It depends on the method or system you are using. Indices are more liquid and don't have massive overnight gaps, unlike stocks. If you know what you are doing, then hedging the position is also an option. IMO, indices are much easier.
According to me, indices are the most safest options to trade as it reflects performance of the whole market. The reason for this is that indices consist of different stocks and similar trends across different sectors of all the stocks in the same time is not possible. Trading on a stock is more riskier as its of the specific entity, if anything happens to the entity a particular stock will affect. But this is not in the case of indices. It’s important to have fair knowledge of how the economy of a nation depends as indices somehow represent the economical health of a nation.

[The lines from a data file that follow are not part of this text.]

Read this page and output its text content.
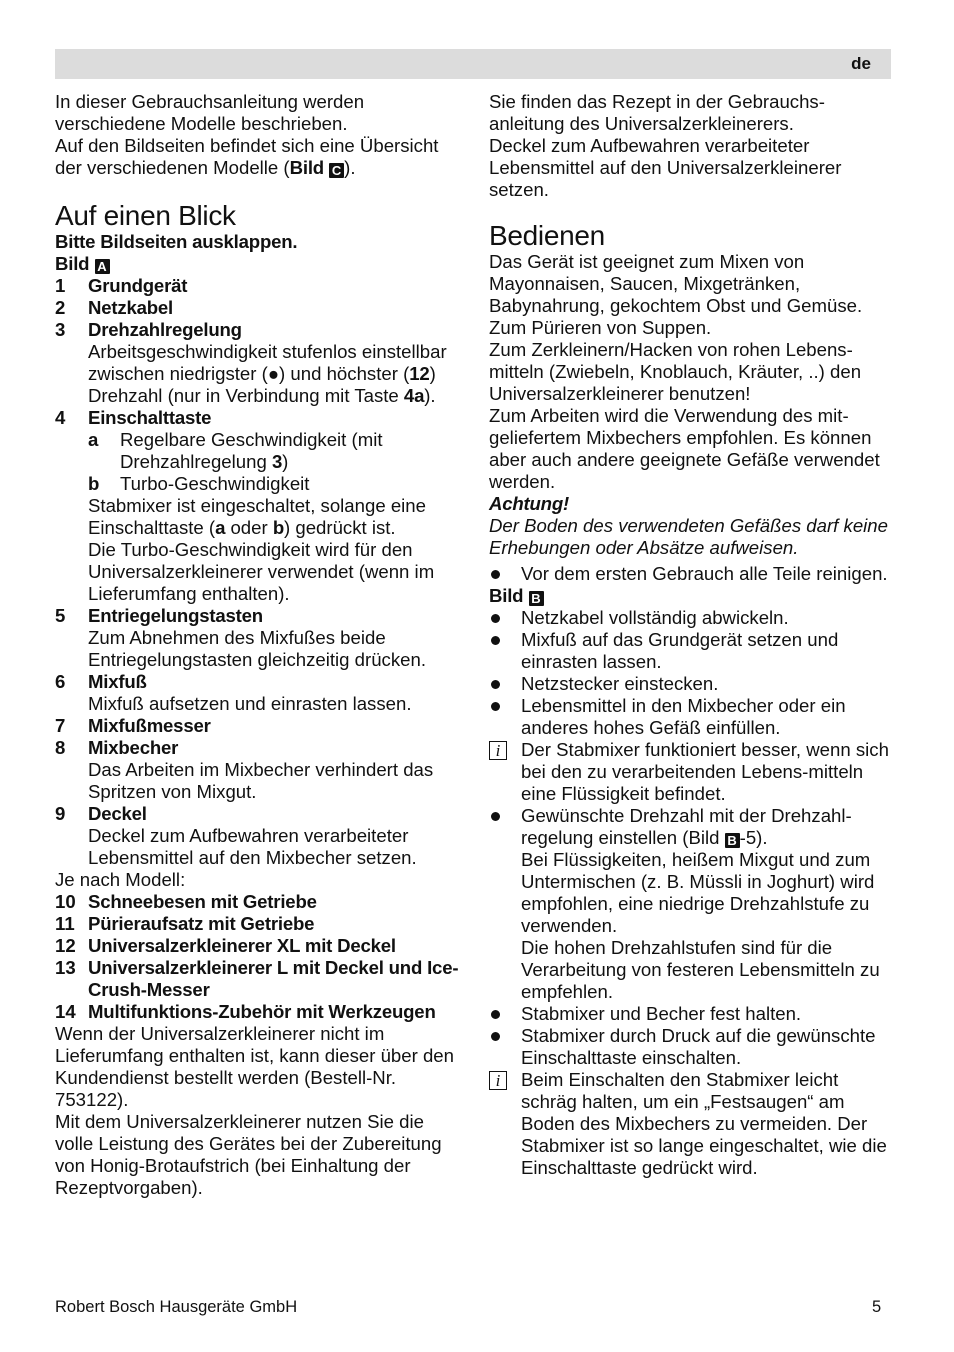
de

In dieser Gebrauchsanleitung werden verschiedene Modelle beschrieben.

Auf den Bildseiten befindet sich eine Übersicht der verschiedenen Modelle (Bild C ).

Auf einen Blick

Bitte Bildseiten ausklappen.

Bild A

1 Grundgerät
2 Netzkabel
3 Drehzahlregelung

Arbeitsgeschwindigkeit stufenlos einstellbar zwischen niedrigster (●) und höchster (12) Drehzahl (nur in Verbindung mit Taste 4a).

4 Einschalttaste
a Regelbare Geschwindigkeit (mit Drehzahlregelung 3)
b Turbo-Geschwindigkeit

Stabmixer ist eingeschaltet, solange eine Einschalttaste (a oder b) gedrückt ist.

Die Turbo-Geschwindigkeit wird für den Universalzerkleinerer verwendet (wenn im Lieferumfang enthalten).

5 Entriegelungstasten

Zum Abnehmen des Mixfußes beide Entriegelungstasten gleichzeitig drücken.

6 Mixfuß

Mixfuß aufsetzen und einrasten lassen.

7 Mixfußmesser
8 Mixbecher

Das Arbeiten im Mixbecher verhindert das Spritzen von Mixgut.

9 Deckel

Deckel zum Aufbewahren verarbeiteter Lebensmittel auf den Mixbecher setzen.

Je nach Modell:

10 Schneebesen mit Getriebe
11 Pürieraufsatz mit Getriebe
12 Universalzerkleinerer XL mit Deckel
13 Universalzerkleinerer L mit Deckel und Ice-Crush-Messer
14 Multifunktions-Zubehör mit Werkzeugen

Wenn der Universalzerkleinerer nicht im Lieferumfang enthalten ist, kann dieser über den Kundendienst bestellt werden (Bestell-Nr. 753122).

Mit dem Universalzerkleinerer nutzen Sie die volle Leistung des Gerätes bei der Zubereitung von Honig-Brotaufstrich (bei Einhaltung der Rezeptvorgaben).

Sie finden das Rezept in der Gebrauchs-anleitung des Universalzerkleinerers.

Deckel zum Aufbewahren verarbeiteter Lebensmittel auf den Universalzerkleinerer setzen.

Bedienen

Das Gerät ist geeignet zum Mixen von Mayonnaisen, Saucen, Mixgetränken, Babynahrung, gekochtem Obst und Gemüse.

Zum Pürieren von Suppen.

Zum Zerkleinern/Hacken von rohen Lebens-mitteln (Zwiebeln, Knoblauch, Kräuter, ..) den Universalzerkleinerer benutzen!

Zum Arbeiten wird die Verwendung des mit-geliefertem Mixbechers empfohlen. Es können aber auch andere geeignete Gefäße verwendet werden.

Achtung!

Der Boden des verwendeten Gefäßes darf keine Erhebungen oder Absätze aufweisen.

Vor dem ersten Gebrauch alle Teile reinigen.

Bild B

Netzkabel vollständig abwickeln.
Mixfuß auf das Grundgerät setzen und einrasten lassen.
Netzstecker einstecken.
Lebensmittel in den Mixbecher oder ein anderes hohes Gefäß einfüllen.
i	Der Stabmixer funktioniert besser, wenn sich bei den zu verarbeitenden Lebens-mitteln eine Flüssigkeit befindet.
Gewünschte Drehzahl mit der Drehzahl-regelung einstellen (Bild B -5).

Bei Flüssigkeiten, heißem Mixgut und zum Untermischen (z. B. Müssli in Joghurt) wird empfohlen, eine niedrige Drehzahlstufe zu verwenden.

Die hohen Drehzahlstufen sind für die Verarbeitung von festeren Lebensmitteln zu empfehlen.

Stabmixer und Becher fest halten.
Stabmixer durch Druck auf die gewünschte Einschalttaste einschalten.
i	Beim Einschalten den Stabmixer leicht schräg halten, um ein „Festsaugen“ am Boden des Mixbechers zu vermeiden. Der Stabmixer ist so lange eingeschaltet, wie die Einschalttaste gedrückt wird.
Robert Bosch Hausgeräte GmbH	5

I completely agree with you. Investments are very risky no matter what type they are. Working on your risk management along with money management is very important for every trader.
Because it’s probably not possible for all 3000 odd stocks to fall out of buyers altogether right?! Has it ever happened?
What I don’t get is how with economies falling to the ground post pandemic, share markets across have been performing well. There seems to be no direct correlation between the two.
Indices are very liquid to trade and their market is highly liquid too. There is a high possibility of exposing yourself to potential opportunities and markets. It is good that you want to trade indices, good luck to you.
Using index funds is no guarantee of investment success. Just like with any mutual fund or ETFs, how you use these products is the key to your success. Index funds are nothing more than a building block to construct your portfolio.